Following the reconnaissance, BRAGSA visited Canouan with technical staff to inspect the site where the material would be landed and used, and then submitted a formal application to the Physical Planning authorities in February.
Bartholomew said the agency received “approval in principle”, subject to several conditions:
•Survey drawings and design of a ramp – “we said we don’t want to do anything, a temporary ramp on the beach,” he noted.
•Design of structures to store equipment and provide “comfort station for the workers”.
•Completion of an environmental and social impact assessment (ESIA).
To meet these conditions, he said BRAGSA conducted limited clearing at the Roseau site to allow surveying, instructing local contractors “not to cut any fruit trees” in order to keep “as small as possible a footprint that we can operate”.
“We were able to do all those preliminary data to meet the requirements of physical planning,” he said.
“And then we contract Dr. Reynold Murray to do the [ESIA]… He did several other assessments, and he provided those reports to us. We submitted all the necessary details to physical planning, and we got the approval to conduct [the] work.”
A $3.8 million starter contract; ‘do nothing is never an option’
Bartholomew disclosed that BRAGSA has signed a contract with Glossy Bay in Canouan for 110,000 tonnes of sifted material, valued at approximately EC$3.8 million.

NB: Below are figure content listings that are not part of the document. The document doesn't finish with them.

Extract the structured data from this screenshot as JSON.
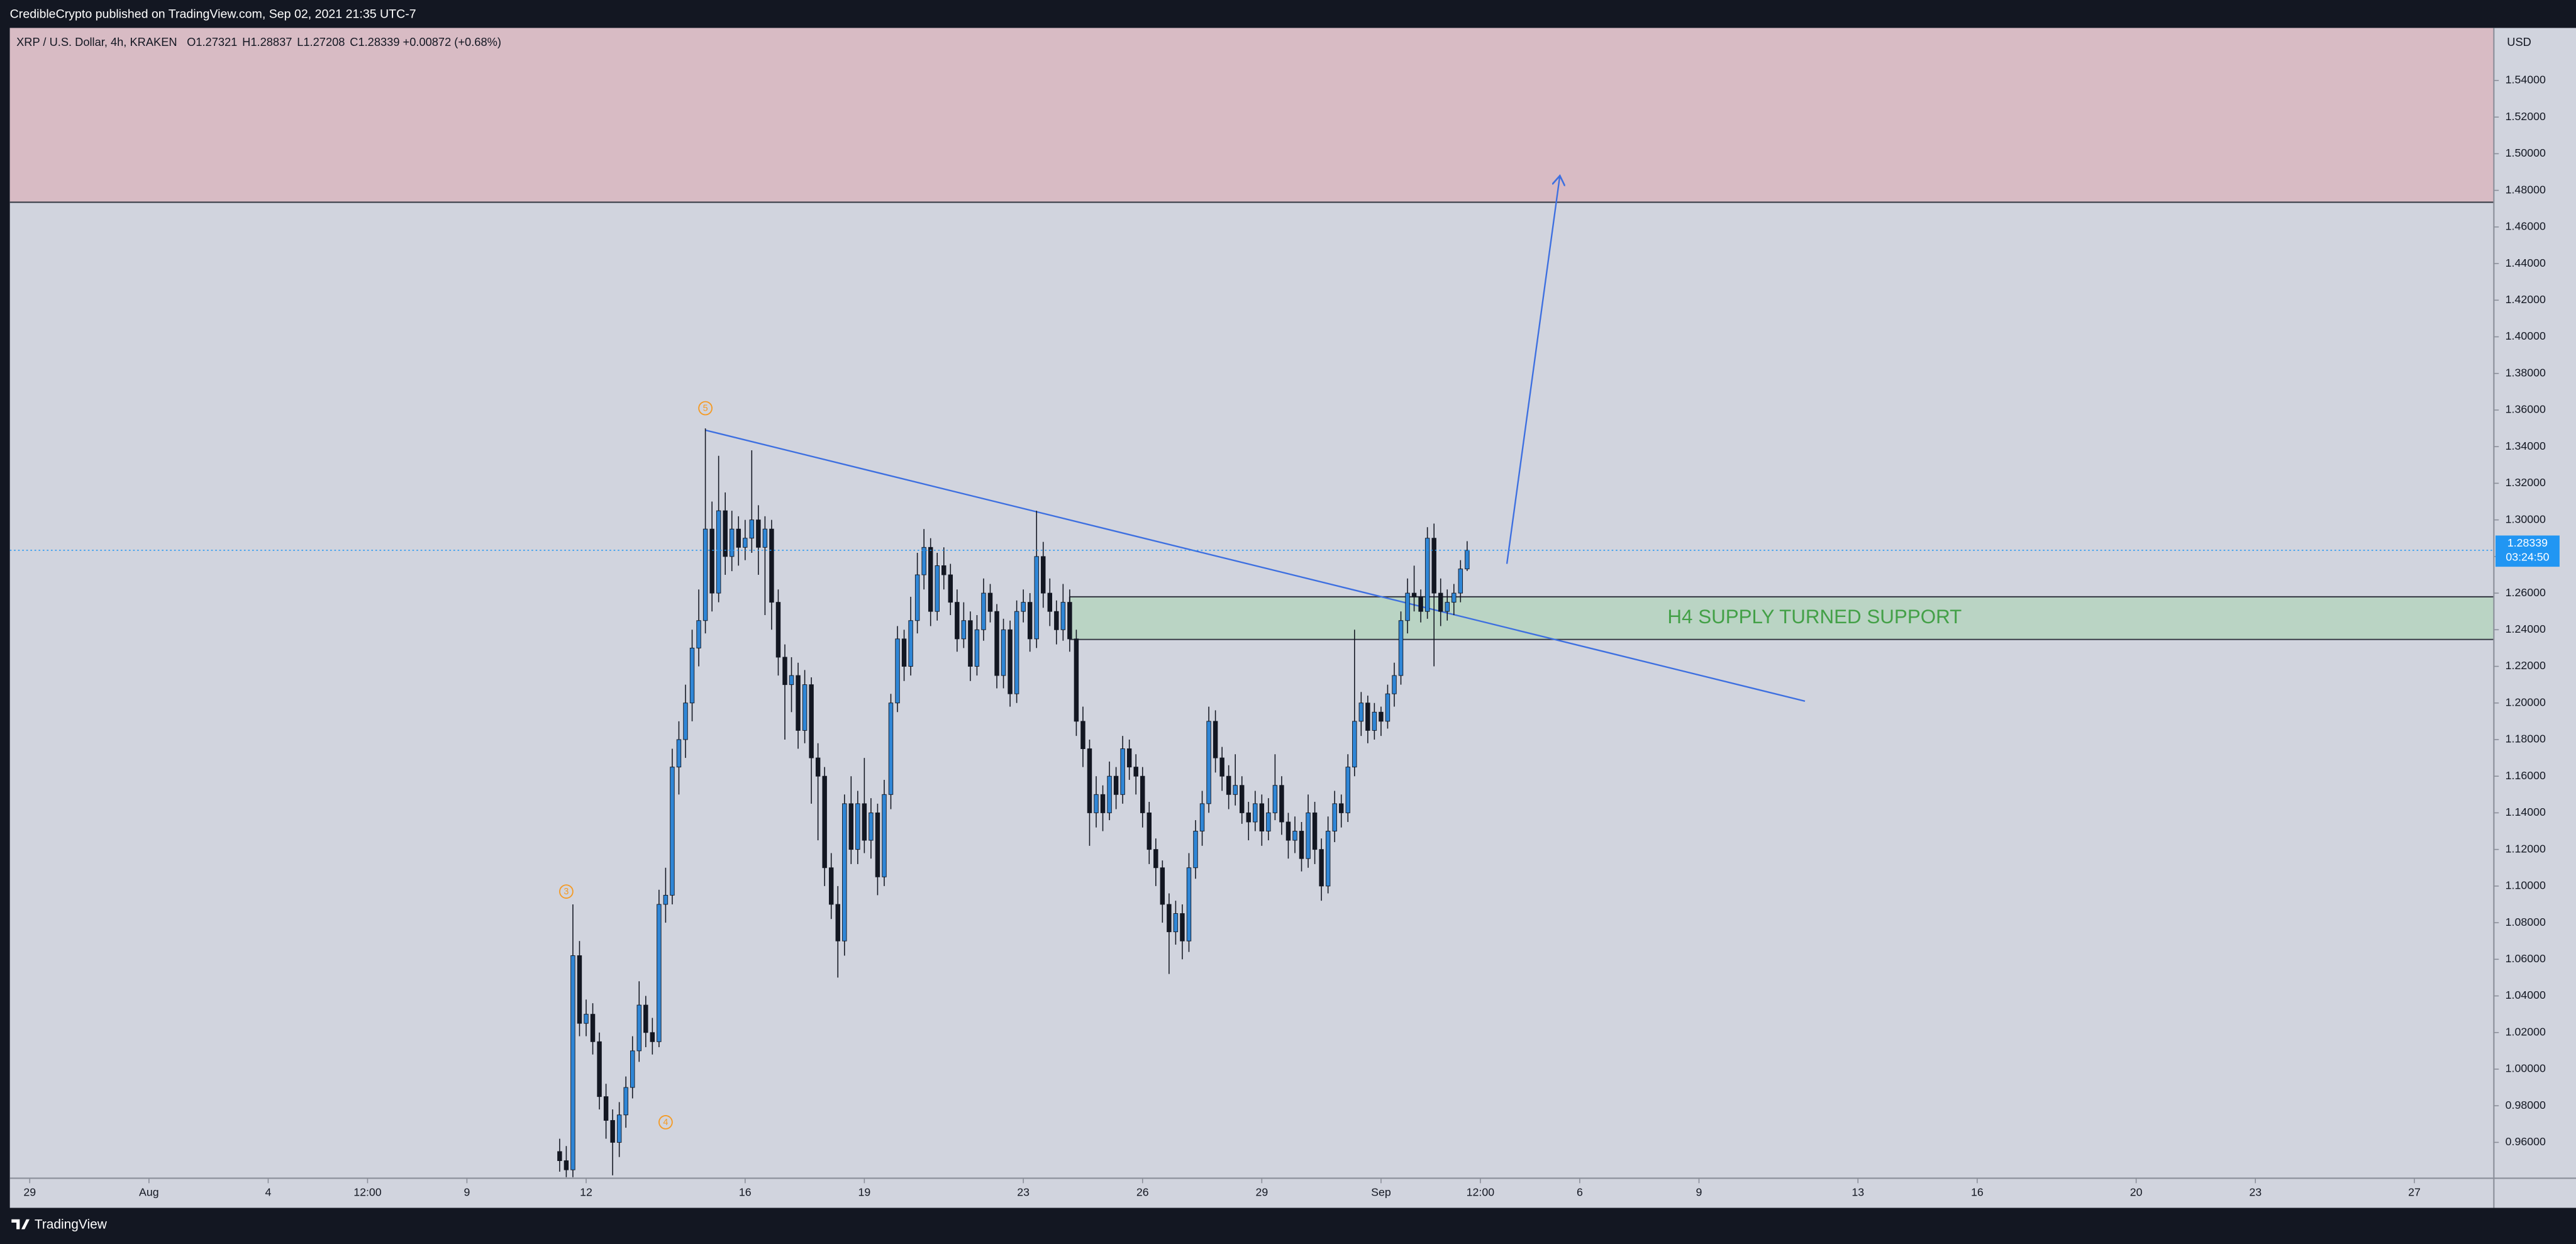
{
  "publisher_line": "CredibleCrypto published on TradingView.com, Sep 02, 2021 21:35 UTC-7",
  "footer": "TradingView",
  "chart_data": {
    "type": "candlestick",
    "symbol": "XRP / U.S. Dollar, 4h, KRAKEN",
    "ohlc_prefixes": [
      "O",
      "H",
      "L",
      "C"
    ],
    "change": "+0.00872 (+0.68%)",
    "currency": "USD",
    "countdown": "03:24:50",
    "up_color": "#2f86d6",
    "down_color": "#131722",
    "grid": false,
    "xlim": [
      "07-28 12:00",
      "09-29 00:00"
    ],
    "xticks": [
      {
        "value": "07-29 00:00",
        "label": "29"
      },
      {
        "value": "08-01 00:00",
        "label": "Aug"
      },
      {
        "value": "08-04 00:00",
        "label": "4"
      },
      {
        "value": "08-06 12:00",
        "label": "12:00"
      },
      {
        "value": "08-09 00:00",
        "label": "9"
      },
      {
        "value": "08-12 00:00",
        "label": "12"
      },
      {
        "value": "08-16 00:00",
        "label": "16"
      },
      {
        "value": "08-19 00:00",
        "label": "19"
      },
      {
        "value": "08-23 00:00",
        "label": "23"
      },
      {
        "value": "08-26 00:00",
        "label": "26"
      },
      {
        "value": "08-29 00:00",
        "label": "29"
      },
      {
        "value": "09-01 00:00",
        "label": "Sep"
      },
      {
        "value": "09-03 12:00",
        "label": "12:00"
      },
      {
        "value": "09-06 00:00",
        "label": "6"
      },
      {
        "value": "09-09 00:00",
        "label": "9"
      },
      {
        "value": "09-13 00:00",
        "label": "13"
      },
      {
        "value": "09-16 00:00",
        "label": "16"
      },
      {
        "value": "09-20 00:00",
        "label": "20"
      },
      {
        "value": "09-23 00:00",
        "label": "23"
      },
      {
        "value": "09-27 00:00",
        "label": "27"
      }
    ],
    "ylim": [
      0.9404,
      1.5687
    ],
    "yticks": [
      {
        "value": 0.96,
        "label": "0.96000"
      },
      {
        "value": 0.98,
        "label": "0.98000"
      },
      {
        "value": 1.0,
        "label": "1.00000"
      },
      {
        "value": 1.02,
        "label": "1.02000"
      },
      {
        "value": 1.04,
        "label": "1.04000"
      },
      {
        "value": 1.06,
        "label": "1.06000"
      },
      {
        "value": 1.08,
        "label": "1.08000"
      },
      {
        "value": 1.1,
        "label": "1.10000"
      },
      {
        "value": 1.12,
        "label": "1.12000"
      },
      {
        "value": 1.14,
        "label": "1.14000"
      },
      {
        "value": 1.16,
        "label": "1.16000"
      },
      {
        "value": 1.18,
        "label": "1.18000"
      },
      {
        "value": 1.2,
        "label": "1.20000"
      },
      {
        "value": 1.22,
        "label": "1.22000"
      },
      {
        "value": 1.24,
        "label": "1.24000"
      },
      {
        "value": 1.26,
        "label": "1.26000"
      },
      {
        "value": 1.28,
        "label": "1.28000"
      },
      {
        "value": 1.3,
        "label": "1.30000"
      },
      {
        "value": 1.32,
        "label": "1.32000"
      },
      {
        "value": 1.34,
        "label": "1.34000"
      },
      {
        "value": 1.36,
        "label": "1.36000"
      },
      {
        "value": 1.38,
        "label": "1.38000"
      },
      {
        "value": 1.4,
        "label": "1.40000"
      },
      {
        "value": 1.42,
        "label": "1.42000"
      },
      {
        "value": 1.44,
        "label": "1.44000"
      },
      {
        "value": 1.46,
        "label": "1.46000"
      },
      {
        "value": 1.48,
        "label": "1.48000"
      },
      {
        "value": 1.5,
        "label": "1.50000"
      },
      {
        "value": 1.52,
        "label": "1.52000"
      },
      {
        "value": 1.54,
        "label": "1.54000"
      }
    ],
    "zones": [
      {
        "y": [
          1.4735,
          1.5687
        ],
        "color": "#d8bbc4"
      },
      {
        "label": "H4 SUPPLY TURNED SUPPORT",
        "x_start": "08-24 04:00",
        "y": [
          1.2347,
          1.258
        ],
        "color": "#bad4c4"
      }
    ],
    "trendline": {
      "x": [
        "08-15 00:00",
        "09-11 16:00"
      ],
      "y": [
        1.349,
        1.201
      ],
      "color": "#3d6fe0"
    },
    "arrow": {
      "x": [
        "09-04 04:00",
        "09-05 12:00"
      ],
      "y": [
        1.276,
        1.488
      ],
      "color": "#3d6fe0"
    },
    "wave_labels": [
      {
        "label": "3",
        "x": "08-11 12:00",
        "y": 1.097
      },
      {
        "label": "4",
        "x": "08-14 00:00",
        "y": 0.971
      },
      {
        "label": "5",
        "x": "08-15 00:00",
        "y": 1.361
      }
    ],
    "x": [
      "08-11 08:00",
      "08-11 12:00",
      "08-11 16:00",
      "08-11 20:00",
      "08-12 00:00",
      "08-12 04:00",
      "08-12 08:00",
      "08-12 12:00",
      "08-12 16:00",
      "08-12 20:00",
      "08-13 00:00",
      "08-13 04:00",
      "08-13 08:00",
      "08-13 12:00",
      "08-13 16:00",
      "08-13 20:00",
      "08-14 00:00",
      "08-14 04:00",
      "08-14 08:00",
      "08-14 12:00",
      "08-14 16:00",
      "08-14 20:00",
      "08-15 00:00",
      "08-15 04:00",
      "08-15 08:00",
      "08-15 12:00",
      "08-15 16:00",
      "08-15 20:00",
      "08-16 00:00",
      "08-16 04:00",
      "08-16 08:00",
      "08-16 12:00",
      "08-16 16:00",
      "08-16 20:00",
      "08-17 00:00",
      "08-17 04:00",
      "08-17 08:00",
      "08-17 12:00",
      "08-17 16:00",
      "08-17 20:00",
      "08-18 00:00",
      "08-18 04:00",
      "08-18 08:00",
      "08-18 12:00",
      "08-18 16:00",
      "08-18 20:00",
      "08-19 00:00",
      "08-19 04:00",
      "08-19 08:00",
      "08-19 12:00",
      "08-19 16:00",
      "08-19 20:00",
      "08-20 00:00",
      "08-20 04:00",
      "08-20 08:00",
      "08-20 12:00",
      "08-20 16:00",
      "08-20 20:00",
      "08-21 00:00",
      "08-21 04:00",
      "08-21 08:00",
      "08-21 12:00",
      "08-21 16:00",
      "08-21 20:00",
      "08-22 00:00",
      "08-22 04:00",
      "08-22 08:00",
      "08-22 12:00",
      "08-22 16:00",
      "08-22 20:00",
      "08-23 00:00",
      "08-23 04:00",
      "08-23 08:00",
      "08-23 12:00",
      "08-23 16:00",
      "08-23 20:00",
      "08-24 00:00",
      "08-24 04:00",
      "08-24 08:00",
      "08-24 12:00",
      "08-24 16:00",
      "08-24 20:00",
      "08-25 00:00",
      "08-25 04:00",
      "08-25 08:00",
      "08-25 12:00",
      "08-25 16:00",
      "08-25 20:00",
      "08-26 00:00",
      "08-26 04:00",
      "08-26 08:00",
      "08-26 12:00",
      "08-26 16:00",
      "08-26 20:00",
      "08-27 00:00",
      "08-27 04:00",
      "08-27 08:00",
      "08-27 12:00",
      "08-27 16:00",
      "08-27 20:00",
      "08-28 00:00",
      "08-28 04:00",
      "08-28 08:00",
      "08-28 12:00",
      "08-28 16:00",
      "08-28 20:00",
      "08-29 00:00",
      "08-29 04:00",
      "08-29 08:00",
      "08-29 12:00",
      "08-29 16:00",
      "08-29 20:00",
      "08-30 00:00",
      "08-30 04:00",
      "08-30 08:00",
      "08-30 12:00",
      "08-30 16:00",
      "08-30 20:00",
      "08-31 00:00",
      "08-31 04:00",
      "08-31 08:00",
      "08-31 12:00",
      "08-31 16:00",
      "08-31 20:00",
      "09-01 00:00",
      "09-01 04:00",
      "09-01 08:00",
      "09-01 12:00",
      "09-01 16:00",
      "09-01 20:00",
      "09-02 00:00",
      "09-02 04:00",
      "09-02 08:00",
      "09-02 12:00",
      "09-02 16:00",
      "09-02 20:00",
      "09-03 00:00",
      "09-03 04:00"
    ],
    "candles": [
      [
        0.955,
        0.962,
        0.944,
        0.95
      ],
      [
        0.95,
        0.958,
        0.941,
        0.945
      ],
      [
        0.945,
        1.09,
        0.941,
        1.062
      ],
      [
        1.062,
        1.07,
        1.018,
        1.025
      ],
      [
        1.025,
        1.038,
        1.018,
        1.03
      ],
      [
        1.03,
        1.036,
        1.008,
        1.015
      ],
      [
        1.015,
        1.02,
        0.978,
        0.985
      ],
      [
        0.985,
        0.992,
        0.962,
        0.972
      ],
      [
        0.972,
        0.978,
        0.942,
        0.96
      ],
      [
        0.96,
        0.982,
        0.952,
        0.975
      ],
      [
        0.975,
        0.996,
        0.968,
        0.99
      ],
      [
        0.99,
        1.018,
        0.984,
        1.01
      ],
      [
        1.01,
        1.048,
        1.004,
        1.035
      ],
      [
        1.035,
        1.04,
        1.012,
        1.02
      ],
      [
        1.02,
        1.028,
        1.008,
        1.015
      ],
      [
        1.015,
        1.098,
        1.012,
        1.09
      ],
      [
        1.09,
        1.11,
        1.08,
        1.095
      ],
      [
        1.095,
        1.175,
        1.09,
        1.165
      ],
      [
        1.165,
        1.19,
        1.15,
        1.18
      ],
      [
        1.18,
        1.21,
        1.17,
        1.2
      ],
      [
        1.2,
        1.24,
        1.19,
        1.23
      ],
      [
        1.23,
        1.262,
        1.22,
        1.245
      ],
      [
        1.245,
        1.35,
        1.238,
        1.295
      ],
      [
        1.295,
        1.31,
        1.25,
        1.26
      ],
      [
        1.26,
        1.335,
        1.255,
        1.305
      ],
      [
        1.305,
        1.315,
        1.27,
        1.28
      ],
      [
        1.28,
        1.305,
        1.272,
        1.295
      ],
      [
        1.295,
        1.302,
        1.275,
        1.285
      ],
      [
        1.285,
        1.3,
        1.278,
        1.29
      ],
      [
        1.29,
        1.338,
        1.282,
        1.3
      ],
      [
        1.3,
        1.308,
        1.27,
        1.285
      ],
      [
        1.285,
        1.302,
        1.248,
        1.295
      ],
      [
        1.295,
        1.3,
        1.24,
        1.255
      ],
      [
        1.255,
        1.262,
        1.215,
        1.225
      ],
      [
        1.225,
        1.232,
        1.18,
        1.21
      ],
      [
        1.21,
        1.225,
        1.195,
        1.215
      ],
      [
        1.215,
        1.222,
        1.175,
        1.185
      ],
      [
        1.185,
        1.218,
        1.178,
        1.21
      ],
      [
        1.21,
        1.214,
        1.145,
        1.17
      ],
      [
        1.17,
        1.178,
        1.125,
        1.16
      ],
      [
        1.16,
        1.165,
        1.1,
        1.11
      ],
      [
        1.11,
        1.118,
        1.082,
        1.09
      ],
      [
        1.09,
        1.1,
        1.05,
        1.07
      ],
      [
        1.07,
        1.15,
        1.062,
        1.145
      ],
      [
        1.145,
        1.16,
        1.112,
        1.12
      ],
      [
        1.12,
        1.152,
        1.112,
        1.145
      ],
      [
        1.145,
        1.17,
        1.118,
        1.125
      ],
      [
        1.125,
        1.148,
        1.115,
        1.14
      ],
      [
        1.14,
        1.145,
        1.095,
        1.105
      ],
      [
        1.105,
        1.158,
        1.1,
        1.15
      ],
      [
        1.15,
        1.205,
        1.142,
        1.2
      ],
      [
        1.2,
        1.242,
        1.195,
        1.235
      ],
      [
        1.235,
        1.24,
        1.212,
        1.22
      ],
      [
        1.22,
        1.258,
        1.215,
        1.245
      ],
      [
        1.245,
        1.282,
        1.238,
        1.27
      ],
      [
        1.27,
        1.295,
        1.262,
        1.285
      ],
      [
        1.285,
        1.29,
        1.242,
        1.25
      ],
      [
        1.25,
        1.282,
        1.245,
        1.275
      ],
      [
        1.275,
        1.285,
        1.262,
        1.27
      ],
      [
        1.27,
        1.276,
        1.248,
        1.255
      ],
      [
        1.255,
        1.262,
        1.228,
        1.235
      ],
      [
        1.235,
        1.255,
        1.23,
        1.245
      ],
      [
        1.245,
        1.25,
        1.212,
        1.22
      ],
      [
        1.22,
        1.248,
        1.215,
        1.24
      ],
      [
        1.24,
        1.268,
        1.234,
        1.26
      ],
      [
        1.26,
        1.265,
        1.244,
        1.25
      ],
      [
        1.25,
        1.254,
        1.208,
        1.215
      ],
      [
        1.215,
        1.246,
        1.208,
        1.24
      ],
      [
        1.24,
        1.245,
        1.198,
        1.205
      ],
      [
        1.205,
        1.256,
        1.2,
        1.25
      ],
      [
        1.25,
        1.262,
        1.244,
        1.255
      ],
      [
        1.255,
        1.26,
        1.228,
        1.235
      ],
      [
        1.235,
        1.305,
        1.23,
        1.28
      ],
      [
        1.28,
        1.288,
        1.252,
        1.26
      ],
      [
        1.26,
        1.268,
        1.242,
        1.25
      ],
      [
        1.25,
        1.256,
        1.232,
        1.24
      ],
      [
        1.24,
        1.265,
        1.234,
        1.255
      ],
      [
        1.255,
        1.262,
        1.228,
        1.235
      ],
      [
        1.235,
        1.24,
        1.182,
        1.19
      ],
      [
        1.19,
        1.198,
        1.165,
        1.175
      ],
      [
        1.175,
        1.18,
        1.122,
        1.14
      ],
      [
        1.14,
        1.16,
        1.132,
        1.15
      ],
      [
        1.15,
        1.155,
        1.13,
        1.14
      ],
      [
        1.14,
        1.168,
        1.136,
        1.16
      ],
      [
        1.16,
        1.165,
        1.142,
        1.15
      ],
      [
        1.15,
        1.182,
        1.145,
        1.175
      ],
      [
        1.175,
        1.18,
        1.158,
        1.165
      ],
      [
        1.165,
        1.172,
        1.15,
        1.16
      ],
      [
        1.16,
        1.165,
        1.132,
        1.14
      ],
      [
        1.14,
        1.146,
        1.112,
        1.12
      ],
      [
        1.12,
        1.126,
        1.1,
        1.11
      ],
      [
        1.11,
        1.114,
        1.08,
        1.09
      ],
      [
        1.09,
        1.096,
        1.052,
        1.075
      ],
      [
        1.075,
        1.092,
        1.068,
        1.085
      ],
      [
        1.085,
        1.09,
        1.06,
        1.07
      ],
      [
        1.07,
        1.118,
        1.064,
        1.11
      ],
      [
        1.11,
        1.136,
        1.104,
        1.13
      ],
      [
        1.13,
        1.152,
        1.122,
        1.145
      ],
      [
        1.145,
        1.198,
        1.14,
        1.19
      ],
      [
        1.19,
        1.196,
        1.162,
        1.17
      ],
      [
        1.17,
        1.176,
        1.152,
        1.16
      ],
      [
        1.16,
        1.166,
        1.142,
        1.15
      ],
      [
        1.15,
        1.172,
        1.144,
        1.155
      ],
      [
        1.155,
        1.16,
        1.134,
        1.14
      ],
      [
        1.14,
        1.146,
        1.125,
        1.135
      ],
      [
        1.135,
        1.152,
        1.13,
        1.145
      ],
      [
        1.145,
        1.15,
        1.122,
        1.13
      ],
      [
        1.13,
        1.148,
        1.125,
        1.14
      ],
      [
        1.14,
        1.172,
        1.136,
        1.155
      ],
      [
        1.155,
        1.16,
        1.128,
        1.135
      ],
      [
        1.135,
        1.14,
        1.115,
        1.125
      ],
      [
        1.125,
        1.138,
        1.118,
        1.13
      ],
      [
        1.13,
        1.135,
        1.108,
        1.115
      ],
      [
        1.115,
        1.15,
        1.11,
        1.14
      ],
      [
        1.14,
        1.146,
        1.112,
        1.12
      ],
      [
        1.12,
        1.126,
        1.092,
        1.1
      ],
      [
        1.1,
        1.138,
        1.096,
        1.13
      ],
      [
        1.13,
        1.152,
        1.124,
        1.145
      ],
      [
        1.145,
        1.15,
        1.132,
        1.14
      ],
      [
        1.14,
        1.172,
        1.135,
        1.165
      ],
      [
        1.165,
        1.24,
        1.16,
        1.19
      ],
      [
        1.19,
        1.206,
        1.182,
        1.2
      ],
      [
        1.2,
        1.204,
        1.178,
        1.185
      ],
      [
        1.185,
        1.2,
        1.18,
        1.195
      ],
      [
        1.195,
        1.198,
        1.182,
        1.19
      ],
      [
        1.19,
        1.21,
        1.186,
        1.205
      ],
      [
        1.205,
        1.222,
        1.198,
        1.215
      ],
      [
        1.215,
        1.25,
        1.21,
        1.245
      ],
      [
        1.245,
        1.268,
        1.238,
        1.26
      ],
      [
        1.26,
        1.275,
        1.25,
        1.258
      ],
      [
        1.258,
        1.262,
        1.244,
        1.25
      ],
      [
        1.25,
        1.296,
        1.246,
        1.29
      ],
      [
        1.29,
        1.298,
        1.22,
        1.26
      ],
      [
        1.26,
        1.268,
        1.242,
        1.25
      ],
      [
        1.25,
        1.262,
        1.245,
        1.255
      ],
      [
        1.255,
        1.265,
        1.248,
        1.26
      ],
      [
        1.26,
        1.278,
        1.255,
        1.27321
      ],
      [
        1.27321,
        1.28837,
        1.27208,
        1.28339
      ]
    ]
  }
}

“We got them deposit in the 500,000, approximately, that includes in cash [and] equipment to start the operation,” he said.
“They [have paid] over 500,000; they didn’t get any material yet. We are only selling it. They have it, so they came by barge.”
Bartholomew said BRAGSA was selling the material but was not responsible for its transportation.
He stressed that the barge being used is one BRAGSA has itself previously hired to bring crushed aggregates and plastering sand into Kingstown and other ports, underscoring that the state has long relied on imported stone because of a shortage of suitable domestic aggregate.
Against that backdrop, Bartholomew argued there is now an “abundance” of suitable material on the Leeward side, and that allowing it to continue to wash into the sea would be irresponsible.
“I have a principle that do nothing is never an option,” Bartholomew said and went on to explain that at a river mouth, deposition naturally builds up a plateau of porous material.
“If you do nothing, the material… accumulates,” he said, pointing to Rabacca as an example, where “the water is way underneath; you can’t see it because it’s covered with this porous material.”
Bartholomew reminded residents that BRAGSA, under Act 23 of 2008, is legally responsible for maintaining rivers, including removing excess material when necessary.